Inger Ashing, CEO of Save the Children International who was not involved in the research, says across the world children are forced to bear the brunt of a crisis they are not responsible for.

“Dangerous heat that puts their health and learning at risk; cyclones that batter their homes and schools; creeping droughts that shrivel up crops and shrink what’s on their plates,” says Ashing.

“Amid this daily drumbeat of disasters, children plead with us not to switch off. This new research shows there is still hope, but only if we act urgently and ambitiously to rapidly limit warming temperatures to 1.5 °C, and truly put children front and centre of our response to climate change.”  
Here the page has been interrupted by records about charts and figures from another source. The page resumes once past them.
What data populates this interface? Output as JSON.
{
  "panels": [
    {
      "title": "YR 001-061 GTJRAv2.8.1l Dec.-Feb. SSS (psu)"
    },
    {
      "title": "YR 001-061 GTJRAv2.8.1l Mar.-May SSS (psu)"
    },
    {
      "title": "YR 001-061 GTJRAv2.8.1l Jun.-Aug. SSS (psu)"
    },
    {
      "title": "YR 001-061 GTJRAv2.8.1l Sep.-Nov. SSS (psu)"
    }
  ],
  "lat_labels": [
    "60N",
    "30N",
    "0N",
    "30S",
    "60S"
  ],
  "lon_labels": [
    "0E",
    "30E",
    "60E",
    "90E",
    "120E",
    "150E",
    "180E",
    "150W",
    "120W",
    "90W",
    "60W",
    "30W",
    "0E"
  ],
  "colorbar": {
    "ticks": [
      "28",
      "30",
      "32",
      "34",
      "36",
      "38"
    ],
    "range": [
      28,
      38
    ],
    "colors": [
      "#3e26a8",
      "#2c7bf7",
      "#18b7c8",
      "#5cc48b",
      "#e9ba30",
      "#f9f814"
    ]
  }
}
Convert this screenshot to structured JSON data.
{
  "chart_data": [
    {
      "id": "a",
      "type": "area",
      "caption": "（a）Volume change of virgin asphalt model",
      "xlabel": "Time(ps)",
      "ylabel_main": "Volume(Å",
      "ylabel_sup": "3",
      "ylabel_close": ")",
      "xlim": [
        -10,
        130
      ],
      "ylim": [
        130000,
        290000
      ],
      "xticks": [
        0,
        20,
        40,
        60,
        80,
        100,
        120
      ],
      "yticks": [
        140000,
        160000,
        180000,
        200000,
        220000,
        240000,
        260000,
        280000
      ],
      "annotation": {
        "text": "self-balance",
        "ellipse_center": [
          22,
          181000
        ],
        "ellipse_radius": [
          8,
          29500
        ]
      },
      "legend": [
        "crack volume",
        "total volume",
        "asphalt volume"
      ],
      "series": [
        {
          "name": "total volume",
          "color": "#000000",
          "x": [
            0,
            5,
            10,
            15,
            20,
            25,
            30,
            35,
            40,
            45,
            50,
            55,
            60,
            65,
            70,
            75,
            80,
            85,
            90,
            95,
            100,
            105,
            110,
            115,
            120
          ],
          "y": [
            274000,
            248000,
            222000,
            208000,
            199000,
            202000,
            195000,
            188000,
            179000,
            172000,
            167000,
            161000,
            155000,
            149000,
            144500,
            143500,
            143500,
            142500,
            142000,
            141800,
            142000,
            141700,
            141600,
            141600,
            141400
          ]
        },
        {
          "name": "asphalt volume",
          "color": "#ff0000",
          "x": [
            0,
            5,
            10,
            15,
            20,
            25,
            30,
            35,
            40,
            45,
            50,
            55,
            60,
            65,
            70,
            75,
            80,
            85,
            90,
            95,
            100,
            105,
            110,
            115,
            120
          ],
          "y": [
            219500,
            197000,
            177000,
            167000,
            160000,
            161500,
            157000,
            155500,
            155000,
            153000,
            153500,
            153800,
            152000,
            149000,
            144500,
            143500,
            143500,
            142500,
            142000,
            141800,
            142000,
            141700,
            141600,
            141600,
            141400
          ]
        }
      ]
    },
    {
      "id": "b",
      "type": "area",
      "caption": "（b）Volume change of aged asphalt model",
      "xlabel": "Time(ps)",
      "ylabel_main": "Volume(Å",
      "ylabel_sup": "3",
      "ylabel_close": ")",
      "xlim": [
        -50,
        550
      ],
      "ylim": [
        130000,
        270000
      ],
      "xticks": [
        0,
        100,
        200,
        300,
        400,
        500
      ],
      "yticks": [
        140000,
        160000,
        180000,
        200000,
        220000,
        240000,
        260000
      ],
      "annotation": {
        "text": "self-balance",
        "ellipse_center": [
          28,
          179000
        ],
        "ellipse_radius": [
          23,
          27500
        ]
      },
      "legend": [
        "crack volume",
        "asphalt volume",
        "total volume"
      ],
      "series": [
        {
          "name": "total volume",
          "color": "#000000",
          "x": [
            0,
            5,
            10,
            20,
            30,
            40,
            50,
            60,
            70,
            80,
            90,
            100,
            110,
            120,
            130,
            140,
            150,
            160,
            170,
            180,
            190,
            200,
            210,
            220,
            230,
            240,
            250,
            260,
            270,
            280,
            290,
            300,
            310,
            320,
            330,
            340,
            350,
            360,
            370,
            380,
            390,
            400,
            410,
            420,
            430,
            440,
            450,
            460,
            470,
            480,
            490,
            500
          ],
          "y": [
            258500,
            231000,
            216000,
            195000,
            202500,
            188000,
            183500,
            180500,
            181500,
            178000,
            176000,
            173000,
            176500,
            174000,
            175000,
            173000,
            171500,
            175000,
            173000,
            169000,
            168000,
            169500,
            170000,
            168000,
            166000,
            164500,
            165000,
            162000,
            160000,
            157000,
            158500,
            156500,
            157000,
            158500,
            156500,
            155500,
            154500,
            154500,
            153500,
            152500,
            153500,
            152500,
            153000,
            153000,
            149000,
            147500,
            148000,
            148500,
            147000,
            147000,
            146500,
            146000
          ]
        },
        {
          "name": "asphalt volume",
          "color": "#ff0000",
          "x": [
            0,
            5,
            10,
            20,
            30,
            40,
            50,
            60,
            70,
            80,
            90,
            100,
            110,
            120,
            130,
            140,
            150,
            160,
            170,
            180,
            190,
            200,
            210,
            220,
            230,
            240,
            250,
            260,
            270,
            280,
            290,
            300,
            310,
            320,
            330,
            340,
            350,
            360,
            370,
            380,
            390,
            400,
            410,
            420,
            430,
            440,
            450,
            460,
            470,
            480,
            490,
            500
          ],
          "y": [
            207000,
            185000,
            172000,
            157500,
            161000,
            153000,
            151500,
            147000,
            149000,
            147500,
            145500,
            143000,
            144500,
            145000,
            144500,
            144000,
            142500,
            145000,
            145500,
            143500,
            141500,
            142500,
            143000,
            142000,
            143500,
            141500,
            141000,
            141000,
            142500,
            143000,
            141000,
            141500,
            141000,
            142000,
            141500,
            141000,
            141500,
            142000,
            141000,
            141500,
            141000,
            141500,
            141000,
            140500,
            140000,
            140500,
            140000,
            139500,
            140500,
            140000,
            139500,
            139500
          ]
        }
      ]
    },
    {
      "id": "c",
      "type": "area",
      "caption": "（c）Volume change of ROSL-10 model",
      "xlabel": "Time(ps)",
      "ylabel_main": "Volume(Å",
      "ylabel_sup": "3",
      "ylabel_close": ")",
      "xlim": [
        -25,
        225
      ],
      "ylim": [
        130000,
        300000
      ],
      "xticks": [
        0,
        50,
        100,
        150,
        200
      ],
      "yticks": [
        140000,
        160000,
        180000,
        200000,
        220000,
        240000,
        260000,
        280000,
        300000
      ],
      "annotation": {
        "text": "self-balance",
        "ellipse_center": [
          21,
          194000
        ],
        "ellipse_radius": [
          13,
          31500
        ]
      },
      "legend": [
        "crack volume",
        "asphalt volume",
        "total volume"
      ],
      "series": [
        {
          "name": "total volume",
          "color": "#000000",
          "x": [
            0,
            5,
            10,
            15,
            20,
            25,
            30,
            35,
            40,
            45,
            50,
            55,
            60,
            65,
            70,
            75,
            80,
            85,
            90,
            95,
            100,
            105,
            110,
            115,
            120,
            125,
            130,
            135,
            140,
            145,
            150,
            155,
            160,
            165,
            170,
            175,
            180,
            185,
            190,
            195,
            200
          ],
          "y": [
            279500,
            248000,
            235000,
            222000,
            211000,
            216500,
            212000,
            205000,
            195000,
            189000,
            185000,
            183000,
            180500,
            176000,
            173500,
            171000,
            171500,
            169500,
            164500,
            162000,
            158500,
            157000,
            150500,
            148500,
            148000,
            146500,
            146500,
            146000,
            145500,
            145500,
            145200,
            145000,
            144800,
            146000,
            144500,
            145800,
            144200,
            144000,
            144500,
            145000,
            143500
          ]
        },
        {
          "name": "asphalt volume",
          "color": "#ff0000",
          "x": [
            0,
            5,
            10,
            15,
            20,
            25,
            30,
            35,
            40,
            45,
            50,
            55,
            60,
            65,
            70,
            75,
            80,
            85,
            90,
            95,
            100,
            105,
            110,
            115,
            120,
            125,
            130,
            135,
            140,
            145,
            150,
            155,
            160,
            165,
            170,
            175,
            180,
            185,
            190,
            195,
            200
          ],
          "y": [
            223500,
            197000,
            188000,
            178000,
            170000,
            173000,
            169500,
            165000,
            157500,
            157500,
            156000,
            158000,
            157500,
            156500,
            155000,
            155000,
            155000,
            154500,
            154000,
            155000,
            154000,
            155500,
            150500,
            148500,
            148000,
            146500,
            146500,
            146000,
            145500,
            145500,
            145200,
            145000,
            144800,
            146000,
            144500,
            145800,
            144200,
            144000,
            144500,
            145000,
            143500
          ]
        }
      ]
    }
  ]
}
The researchers calculated the number of people in each generation born between 1960 and 2020 who will face “unprecedented exposure” to climate extremes in their lifetime, by combining population projections, life expectancy data, and modelling of climate extremes.

“In this new study, living an unprecedented life means that without climate change, one would have less than a 1-in-10,000 chance of experiencing that many climate extremes across one’s lifetime” says Dr Luke Grant, the study’s lead author and a climate scientist at Belgium’s Vrije Universiteit Brussel (VUB) and Environment and Climate Change Canada (ECCC).

“This is a stringent threshold that identifies populations facing climate extremes far beyond what could be expected without man-made climate change,” says Grant. This threshold varies by location and type of climate extreme.

The study found that while about 16% of people born in 1960 have experienced extreme heatwaves globally, about half of today’s young people will be exposed to an unprecedented number of heatwaves in their lifetime even if the increase in the global average temperature is stabilised at about 1.5°C above pre-industrial temperatures in line with the goal of the Paris Agreement.

The study maps out how this exposure to extreme events varies with geographical location across the planet to shows that children in tropical countries will bear the worst burden under this 1.5°C scenario.

It shows if greenhouse gas emissions continue to climb under a high emissions pathway (3.5 °C), nearly all children born in 2020 worldwide will face unprecedented exposure to heatwaves in their lifetimes.

“Under a 3.5 °C scenario, over 90% will endure such exposure throughout their lives,” says Grant. Twenty-nine percent will live through unprecedented exposure to crop failures, and 14% will face unprecedented exposure to river floods.

The most socioeconomically vulnerable people of each generation will be hit worst, with consistently higher chance of unprecedented exposure to heatwaves compared with the least vulnerable members.

“What’s even more concerning is that younger generations might have fewer socio-economic resources and poorer health than their older counterparts,” Rosanna Gualdi and Professor Raya Muttarak from the University of Bologna, Italy, write in a related Nature News & Views article. Gualdi and Muttarak were not involved in the research.

“These socio-economic and health constraints might reduce the ability of younger generations to adapt to the challenges of climate change — which is worrying, because these people will be more exposed to future climate impacts.”

The researchers behind the Nature study say that children would reap the direct benefits of increased global ambition to limit global warming to 1.5 °C by 2100.

Relative to the 2.7 °C warming expected under current policies, they say that “…a total of 613 million children born between 2003 and 2020 would then avoid unprecedented lifetime exposure to heatwaves.

“For crop failures, this is 98 million, for river floods 64 million, for tropical cyclones 76 million, for droughts 26 million and for wildfires 17 million.”

According to the latest report by the Global Carbon Project, if we continue to emit CO2 at 2024 levels the remaining carbon budget to stabilise the climate at 1.5°C will be used up in just 6 years.

Dr Wim Thiery, professor of climate science at VUB and senior author of the study, urges that world leaders must step up to reduce greenhouse gas emissions and lessen the climate burden on today’s youth.